This is tricky because the model on the categorical variable will estimate bucket-means, but the bucket means depends on the distribution of ages within each bucket.
Any model that attempts to get some kind of smooth estimates and back out the individual age-means will rely - perhaps heavily in some cases - on the assumptions about the distribution of age. If the average age within a bucket is much younger than the midrange of each bucket, the estimates should be very different than if the average age within a bucket is much older than the midrange. Consider the simple case that it's really linear - then there's a hidden bias in the intercept that you can't find in the binned data.

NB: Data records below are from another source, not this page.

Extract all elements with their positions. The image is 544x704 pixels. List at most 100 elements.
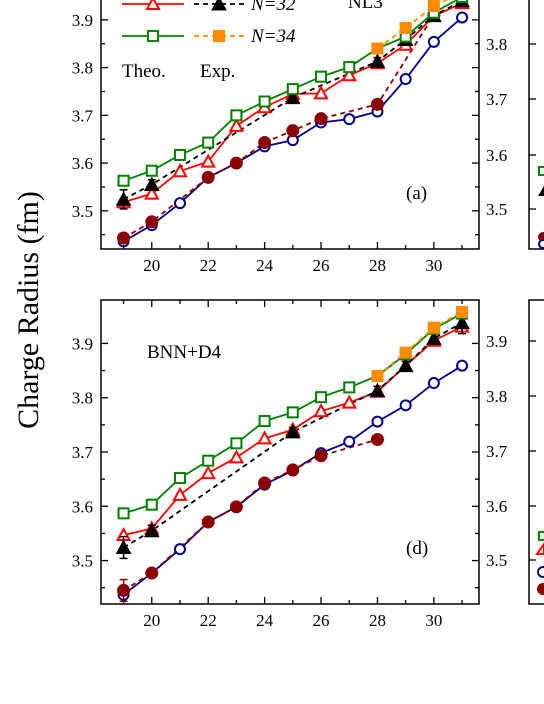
neighbor-point [535,542,544,555]
y-tick-label: 3.5 [72,202,93,221]
panel-a: 20 22 24 26 28 303.53.63.73.83.9(a)NL3N=32N=3… [72,0,480,275]
data-point-exp_a [286,124,300,138]
y-tick-label: 3.5 [72,552,93,571]
neighbor-tick-label: 3.8 [486,387,507,406]
data-point-exp_34 [399,21,412,34]
y-tick-label: 3.9 [72,11,93,30]
neighbor-point [538,186,544,196]
legend-exp-label: Exp. [200,61,235,82]
plot-area [115,305,470,603]
x-tick-label: 30 [425,611,442,630]
data-point-theo_a [399,399,412,412]
legend-marker-exp-34 [213,30,225,42]
x-tick-label: 28 [369,256,386,275]
x-tick-label: 24 [256,611,274,630]
y-tick-label: 3.9 [72,334,93,353]
data-point-theo_a [371,415,384,428]
data-point-theo_34 [117,507,130,520]
data-point-exp_a [229,156,243,170]
data-point-exp_32 [115,539,132,555]
data-point-exp_32 [454,314,470,330]
neighbor-point [538,239,544,249]
data-point-theo_32 [313,403,329,418]
y-axis-label: Charge Radius (fm) [12,191,45,429]
data-point-exp_a [117,231,131,245]
legend-label-32: N=32 [250,0,296,15]
data-point-exp_32 [115,191,132,206]
panel-d: 20 22 24 26 28 30 3.5 3.6 3.7 3.8 3.9 (d) BNN+D4 [72,299,480,630]
data-point-theo_34 [343,381,356,394]
plot-area [115,0,470,248]
model-label: BNN+D4 [147,342,222,363]
data-point-exp_32 [369,382,386,398]
data-point-theo_a [173,197,186,210]
data-point-theo_34 [315,391,328,404]
data-point-theo_34 [173,148,186,161]
data-point-theo_32 [200,465,216,480]
y-tick-label: 3.8 [72,59,93,78]
axes-frame [100,0,480,250]
data-point-theo_34 [258,95,271,108]
neighbor-tick-label: 3.8 [486,35,507,54]
data-point-theo_a [427,377,440,390]
neighbor-tick-label: 3.9 [486,332,507,351]
neighbor-point [538,166,544,176]
data-point-exp_a [201,170,215,184]
data-point-exp_a [258,476,272,490]
data-point-exp_32 [369,53,386,68]
data-point-exp_32 [397,357,414,373]
neighbor-tick-label: 3.7 [486,90,508,109]
data-point-exp_a [314,449,328,463]
series-line-exp_34 [376,311,463,377]
data-point-theo_a [427,35,440,48]
data-point-exp_34 [427,0,440,13]
data-point-exp_32 [284,423,301,439]
y-tick-label: 3.8 [72,389,93,408]
data-point-theo_a [173,543,186,556]
x-tick-label: 22 [200,611,217,630]
data-point-exp_a [370,97,384,111]
neighbor-tick-label: 3.5 [486,551,507,570]
panel-label: (d) [406,538,428,559]
data-point-exp_32 [143,522,160,538]
data-point-exp_a [229,500,243,514]
data-point-theo_34 [230,437,243,450]
data-point-exp_a [145,566,159,580]
data-point-exp_34 [456,305,469,318]
data-point-exp_a [314,112,328,126]
x-tick-label: 28 [369,611,386,630]
data-point-theo_34 [286,406,299,419]
data-point-exp_a [286,463,300,477]
data-point-theo_34 [145,498,158,511]
x-tick-label: 26 [313,611,330,630]
y-tick-label: 3.6 [72,497,93,516]
legend-marker-theo-32 [145,0,161,10]
x-tick-label: 20 [143,256,160,275]
data-point-theo_34 [286,83,299,96]
y-tick-label: 3.7 [72,443,94,462]
data-point-theo_34 [343,61,356,74]
data-point-exp_32 [426,330,442,346]
data-point-theo_34 [456,0,469,3]
data-point-exp_32 [284,89,301,105]
neighbor-frame-top [528,0,544,250]
data-point-theo_a [343,435,356,448]
data-point-theo_32 [200,153,216,168]
data-point-exp_a [145,215,159,229]
neighbor-panels-partial: 3.8 3.7 3.6 3.5 3.9 3.8 3.7 3.6 3.5 [486,0,544,605]
data-point-theo_a [343,113,356,126]
x-tick-label: 26 [313,256,330,275]
data-point-exp_a [258,136,272,150]
x-tick-label: 22 [200,256,217,275]
data-point-theo_32 [172,486,188,501]
data-point-exp_32 [143,176,160,192]
panel-label: (a) [406,183,427,204]
data-point-theo_a [456,359,469,372]
neighbor-point [537,583,544,595]
data-point-theo_34 [117,174,130,187]
x-tick-label: 24 [256,256,274,275]
data-point-theo_34 [202,454,215,467]
data-point-theo_34 [145,164,158,177]
data-point-exp_a [117,583,131,597]
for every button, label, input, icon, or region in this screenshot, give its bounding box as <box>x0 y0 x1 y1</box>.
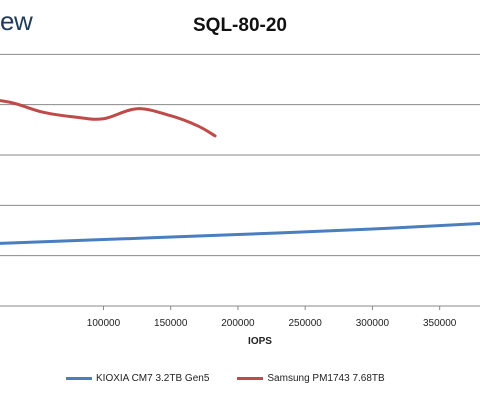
chart-legend: KIOXIA CM7 3.2TB Gen5 Samsung PM1743 7.6… <box>66 373 413 384</box>
legend-item-series-1: KIOXIA CM7 3.2TB Gen5 <box>66 373 209 384</box>
legend-item-series-2: Samsung PM1743 7.68TB <box>237 373 385 384</box>
x-tick-label-4: 250000 <box>288 318 322 329</box>
x-tick-label-5: 300000 <box>356 318 390 329</box>
legend-label-series-1: KIOXIA CM7 3.2TB Gen5 <box>96 373 210 384</box>
brand-logo-text: ew <box>0 6 33 36</box>
x-tick-label-2: 150000 <box>154 318 188 329</box>
x-tick-label-1: 100000 <box>87 318 121 329</box>
series-line-2 <box>0 99 217 138</box>
legend-swatch-series-1 <box>66 377 92 380</box>
x-tick-label-6: 350000 <box>423 318 457 329</box>
chart-title: SQL-80-20 <box>193 15 287 36</box>
series-line-1 <box>0 221 480 245</box>
x-axis-label: IOPS <box>248 336 272 347</box>
legend-label-series-2: Samsung PM1743 7.68TB <box>267 373 385 384</box>
x-tick-label-3: 200000 <box>221 318 255 329</box>
legend-swatch-series-2 <box>237 377 264 380</box>
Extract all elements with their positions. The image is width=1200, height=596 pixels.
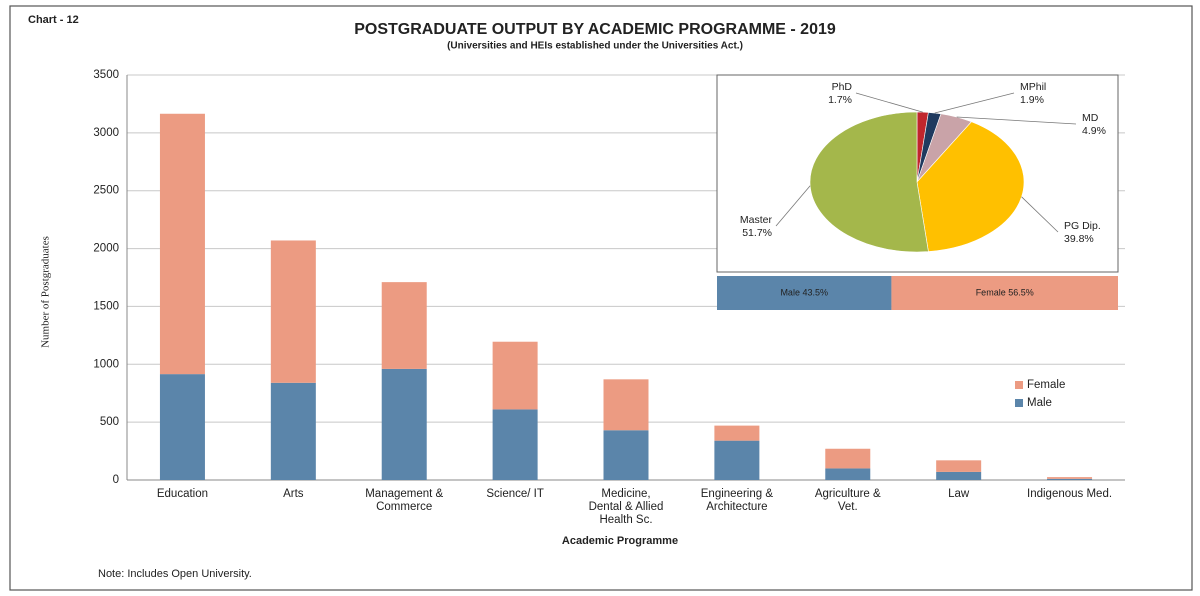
bar-segment: [270, 382, 316, 480]
pie-category-label: PG Dip.: [1064, 220, 1101, 232]
pie-category-label: MD: [1082, 112, 1099, 124]
leader-line: [775, 185, 811, 227]
leader-line: [855, 92, 923, 113]
y-tick-label: 1000: [93, 358, 119, 370]
x-tick-label: Arts: [283, 488, 304, 500]
bar-segment: [492, 409, 538, 480]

Or consider where the average age in the younger bins is near the high end, while the average age in the older bins is down the low end (imagine the underlying age distribution has high kurtosis). Again consider the simple case where it's really linear - now you have a (hidden) bias in the slope as well.
So this is not a simple "let's just smooth it in some clever way" kind of problem. The cleverest smoother in the universe doesn't know the critical information about where the ages are within the bins unless you can supply it.
This effect may be far greater than the relatively more simple issue of the choices involved in doing the estimation once you have assumed an age distribution in each bucket. There are still some issues related to bias, for example (again, consider the linear case - a binned estimate where each age is centered at the right bin-mean will underestimate the slope), but the effect of this bias can be estimated if you have the distribution within the bin. Simulation may be helpful in examining the effect of different sets of assumptions.